Context Graphs: Decision Lineage as a System of Record

The most useful sentence I have ever heard from a finance lead was: “We have a system of record for what happened. We do not have one for why.”

Her team could tell me, with high confidence, the discounts that had been applied to every renewal in the last three years. They could not tell me, with any confidence, why a specific 20% discount on an enterprise account in Q1 had been considered acceptable. The CRM had the discount. Slack had a thread that probably referenced it. A VP’s email approved something, but it was not clear it was the same thing. The reasoning had happened across people and systems; the artifact stored only the outcome.

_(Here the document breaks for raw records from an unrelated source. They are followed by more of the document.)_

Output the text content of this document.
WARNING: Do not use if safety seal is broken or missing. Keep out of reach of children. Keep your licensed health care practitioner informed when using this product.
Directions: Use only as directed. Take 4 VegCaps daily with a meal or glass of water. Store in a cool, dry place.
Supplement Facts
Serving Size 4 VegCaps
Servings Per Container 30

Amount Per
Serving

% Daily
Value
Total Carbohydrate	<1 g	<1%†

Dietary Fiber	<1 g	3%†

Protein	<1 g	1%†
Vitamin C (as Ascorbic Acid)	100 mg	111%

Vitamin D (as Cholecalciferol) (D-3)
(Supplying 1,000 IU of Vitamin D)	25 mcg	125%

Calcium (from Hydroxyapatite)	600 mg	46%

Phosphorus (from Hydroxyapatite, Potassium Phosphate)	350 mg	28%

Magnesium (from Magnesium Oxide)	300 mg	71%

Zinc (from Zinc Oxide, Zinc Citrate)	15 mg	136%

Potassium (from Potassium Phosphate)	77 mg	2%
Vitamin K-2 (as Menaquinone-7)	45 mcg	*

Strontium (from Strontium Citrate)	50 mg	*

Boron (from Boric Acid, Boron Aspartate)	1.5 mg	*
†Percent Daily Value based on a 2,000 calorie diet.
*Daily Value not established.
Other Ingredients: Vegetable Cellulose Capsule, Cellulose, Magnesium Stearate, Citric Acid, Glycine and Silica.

This is the gap that a context graph fills. Not better dashboards on the system of record for what. A separate, structured, queryable system of record for why.

2026 update: the graph is a projection, not the source

The strongest version of this architecture treats the Decision Record as the source of truth and the context graph as a projection. That distinction keeps audit honest. Graph edges can be re-indexed, enriched, and optimized for query; the record remains the signed, replayable contract.

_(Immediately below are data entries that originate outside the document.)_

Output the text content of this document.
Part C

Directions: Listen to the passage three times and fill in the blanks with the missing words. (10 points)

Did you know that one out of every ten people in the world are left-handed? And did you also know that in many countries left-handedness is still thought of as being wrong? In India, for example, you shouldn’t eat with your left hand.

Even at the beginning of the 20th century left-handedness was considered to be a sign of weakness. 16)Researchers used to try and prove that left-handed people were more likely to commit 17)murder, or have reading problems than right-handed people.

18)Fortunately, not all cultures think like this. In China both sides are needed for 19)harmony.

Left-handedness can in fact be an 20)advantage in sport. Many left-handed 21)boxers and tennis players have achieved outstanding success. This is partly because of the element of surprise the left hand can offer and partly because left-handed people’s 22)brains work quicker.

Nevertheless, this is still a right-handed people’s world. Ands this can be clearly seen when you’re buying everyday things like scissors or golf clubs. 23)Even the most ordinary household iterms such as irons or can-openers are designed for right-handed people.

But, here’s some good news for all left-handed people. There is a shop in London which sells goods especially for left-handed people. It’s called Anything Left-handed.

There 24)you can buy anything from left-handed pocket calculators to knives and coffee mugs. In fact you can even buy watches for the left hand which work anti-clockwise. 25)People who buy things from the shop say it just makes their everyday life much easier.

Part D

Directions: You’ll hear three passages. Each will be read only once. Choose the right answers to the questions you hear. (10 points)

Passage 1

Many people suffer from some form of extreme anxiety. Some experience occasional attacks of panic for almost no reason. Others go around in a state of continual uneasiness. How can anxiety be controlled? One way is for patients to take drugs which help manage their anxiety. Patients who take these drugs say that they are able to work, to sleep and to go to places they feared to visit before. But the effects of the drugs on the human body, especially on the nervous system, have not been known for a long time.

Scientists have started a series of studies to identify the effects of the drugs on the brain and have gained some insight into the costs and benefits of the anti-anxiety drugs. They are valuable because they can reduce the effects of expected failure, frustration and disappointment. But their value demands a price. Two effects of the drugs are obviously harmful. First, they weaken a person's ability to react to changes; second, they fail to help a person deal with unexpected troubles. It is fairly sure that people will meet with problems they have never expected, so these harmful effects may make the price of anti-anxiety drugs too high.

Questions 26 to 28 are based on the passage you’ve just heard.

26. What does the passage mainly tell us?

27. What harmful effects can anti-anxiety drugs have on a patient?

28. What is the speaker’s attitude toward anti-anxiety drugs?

In practice, that means every graph edge should point back to the record, tool transcript, policy decision, approval event, or evidence snapshot that created it. If a node cannot answer “which trace_id wrote me?”, it is analysis data, not decision lineage.

Rules are not the problem

Most enterprises codify rules — “discounts above 10% require finance approval.” The real business runs on how rules were applied in specific cases: “we used policy v3.2, granted a service-impact exception, based on a precedent set last quarter for a similar account.” The rules describe a space; the decisions describe what actually happened in that space.

What agent systems need access to is the second one. Prior exceptions and their justifications. Who approved what, under which policy version. The cross-system evidence that made an exception reasonable. The precedents that govern reality, not just the written policy. None of that lives in the system of record. Most of it does not live in any system at all.

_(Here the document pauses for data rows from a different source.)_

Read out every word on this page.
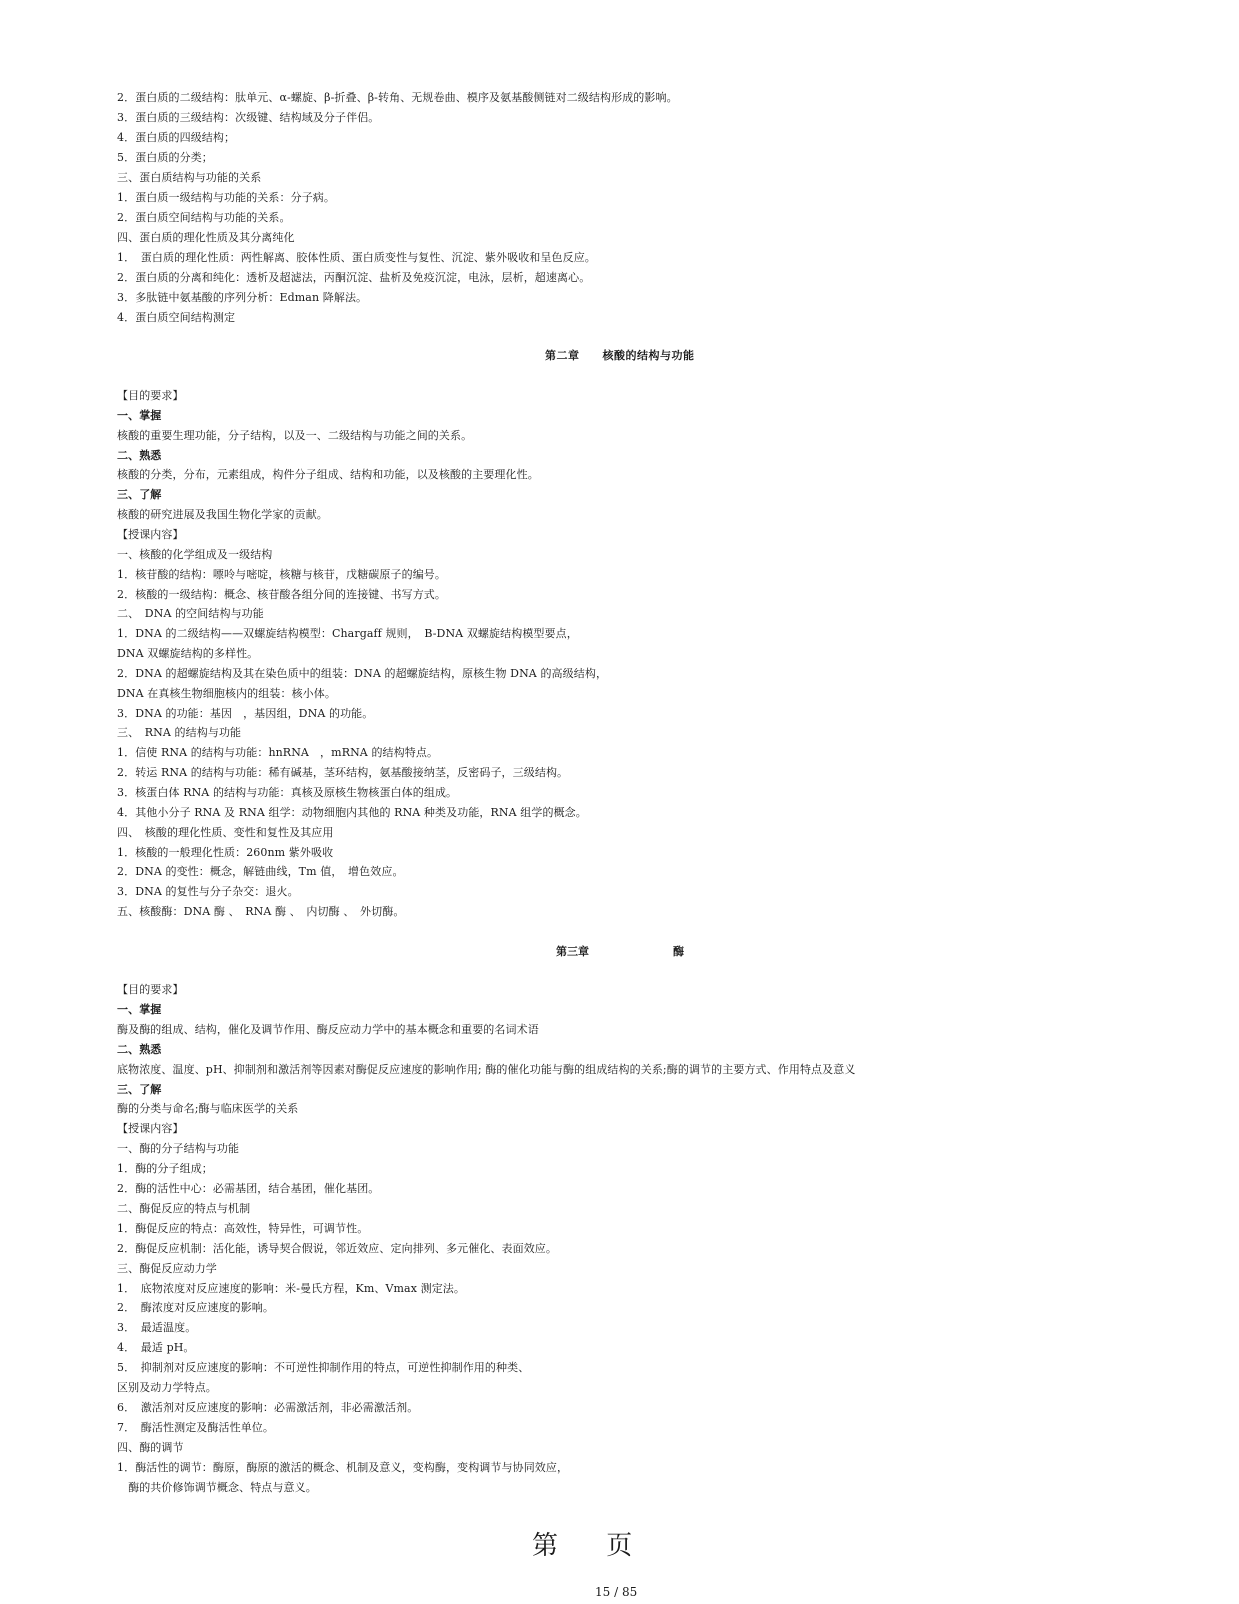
2．蛋白质的二级结构：肽单元、α-螺旋、β-折叠、β-转角、无规卷曲、模序及氨基酸侧链对二级结构形成的影响。
3．蛋白质的三级结构：次级键、结构域及分子伴侣。
4．蛋白质的四级结构；
5．蛋白质的分类；
三、蛋白质结构与功能的关系
1．蛋白质一级结构与功能的关系：分子病。
2．蛋白质空间结构与功能的关系。
四、蛋白质的理化性质及其分离纯化
1．　蛋白质的理化性质：两性解离、胶体性质、蛋白质变性与复性、沉淀、紫外吸收和呈色反应。
2．蛋白质的分离和纯化：透析及超滤法，丙酮沉淀、盐析及免疫沉淀，电泳，层析，超速离心。
3．多肽链中氨基酸的序列分析：Edman 降解法。
4．蛋白质空间结构测定
第二章　　核酸的结构与功能
【目的要求】
一、掌握
核酸的重要生理功能，分子结构，以及一、二级结构与功能之间的关系。
二、熟悉
核酸的分类，分布，元素组成，构件分子组成、结构和功能，以及核酸的主要理化性。
三、了解
核酸的研究进展及我国生物化学家的贡献。
【授课内容】
一、核酸的化学组成及一级结构
1．核苷酸的结构：嘌呤与嘧啶，核糖与核苷，戊糖碳原子的编号。
2．核酸的一级结构：概念、核苷酸各组分间的连接键、书写方式。
二、　DNA 的空间结构与功能
1．DNA 的二级结构——双螺旋结构模型：Chargaff 规则，　B-DNA 双螺旋结构模型要点，
DNA 双螺旋结构的多样性。
2．DNA 的超螺旋结构及其在染色质中的组装：DNA 的超螺旋结构，原核生物 DNA 的高级结构，
DNA 在真核生物细胞核内的组装：核小体。
3．DNA 的功能：基因　，基因组，DNA 的功能。
三、　RNA 的结构与功能
1．信使 RNA 的结构与功能：hnRNA　，mRNA 的结构特点。
2．转运 RNA 的结构与功能：稀有碱基，茎环结构，氨基酸接纳茎，反密码子，三级结构。
3．核蛋白体 RNA 的结构与功能：真核及原核生物核蛋白体的组成。
4．其他小分子 RNA 及 RNA 组学：动物细胞内其他的 RNA 种类及功能，RNA 组学的概念。
四、　核酸的理化性质、变性和复性及其应用
1．核酸的一般理化性质：260nm 紫外吸收
2．DNA 的变性：概念，解链曲线，Tm 值，　增色效应。
3．DNA 的复性与分子杂交：退火。
五、核酸酶：DNA 酶 、　RNA 酶 、　内切酶 、　外切酶。
第三章	酶
【目的要求】
一、掌握
酶及酶的组成、结构，催化及调节作用、酶反应动力学中的基本概念和重要的名词术语
二、熟悉
底物浓度、温度、pH、抑制剂和激活剂等因素对酶促反应速度的影响作用; 酶的催化功能与酶的组成结构的关系;酶的调节的主要方式、作用特点及意义
三、了解
酶的分类与命名;酶与临床医学的关系
【授课内容】
一、酶的分子结构与功能
1．酶的分子组成；
2．酶的活性中心：必需基团，结合基团，催化基团。
二、酶促反应的特点与机制
1．酶促反应的特点：高效性，特异性，可调节性。
2．酶促反应机制：活化能，诱导契合假说，邻近效应、定向排列、多元催化、表面效应。
三、酶促反应动力学
1．　底物浓度对反应速度的影响：米-曼氏方程，Km、Vmax 测定法。
2．　酶浓度对反应速度的影响。
3．　最适温度。
4．　最适 pH。
5．　抑制剂对反应速度的影响：不可逆性抑制作用的特点，可逆性抑制作用的种类、
区别及动力学特点。
6．　激活剂对反应速度的影响：必需激活剂，非必需激活剂。
7．　酶活性测定及酶活性单位。
四、酶的调节
1．酶活性的调节：酶原，酶原的激活的概念、机制及意义，变构酶，变构调节与协同效应，
　酶的共价修饰调节概念、特点与意义。
第 页
15 / 85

The reason I think this is now solvable is that agent systems sit in the execution path. Unlike a warehouse, which sees an after-the-fact ETL of state, an agent runtime sees the full context at commit time: the inputs, the policy evaluation, the exceptions invoked, the approvals collected, the writes performed. The information is right there. It just needs to be persisted as a contract.

The Decision Record as a contract

ContextOS treats every consequential action as a structured decision event, recorded to a typed DecisionRecord. The record carries the inputs (evidence references), the policy bundles and rules evaluated, any conflicts and how they resolved, approvals (human or automated), the actions and their side effects, write-commit metadata, and outcome hooks for later feedback.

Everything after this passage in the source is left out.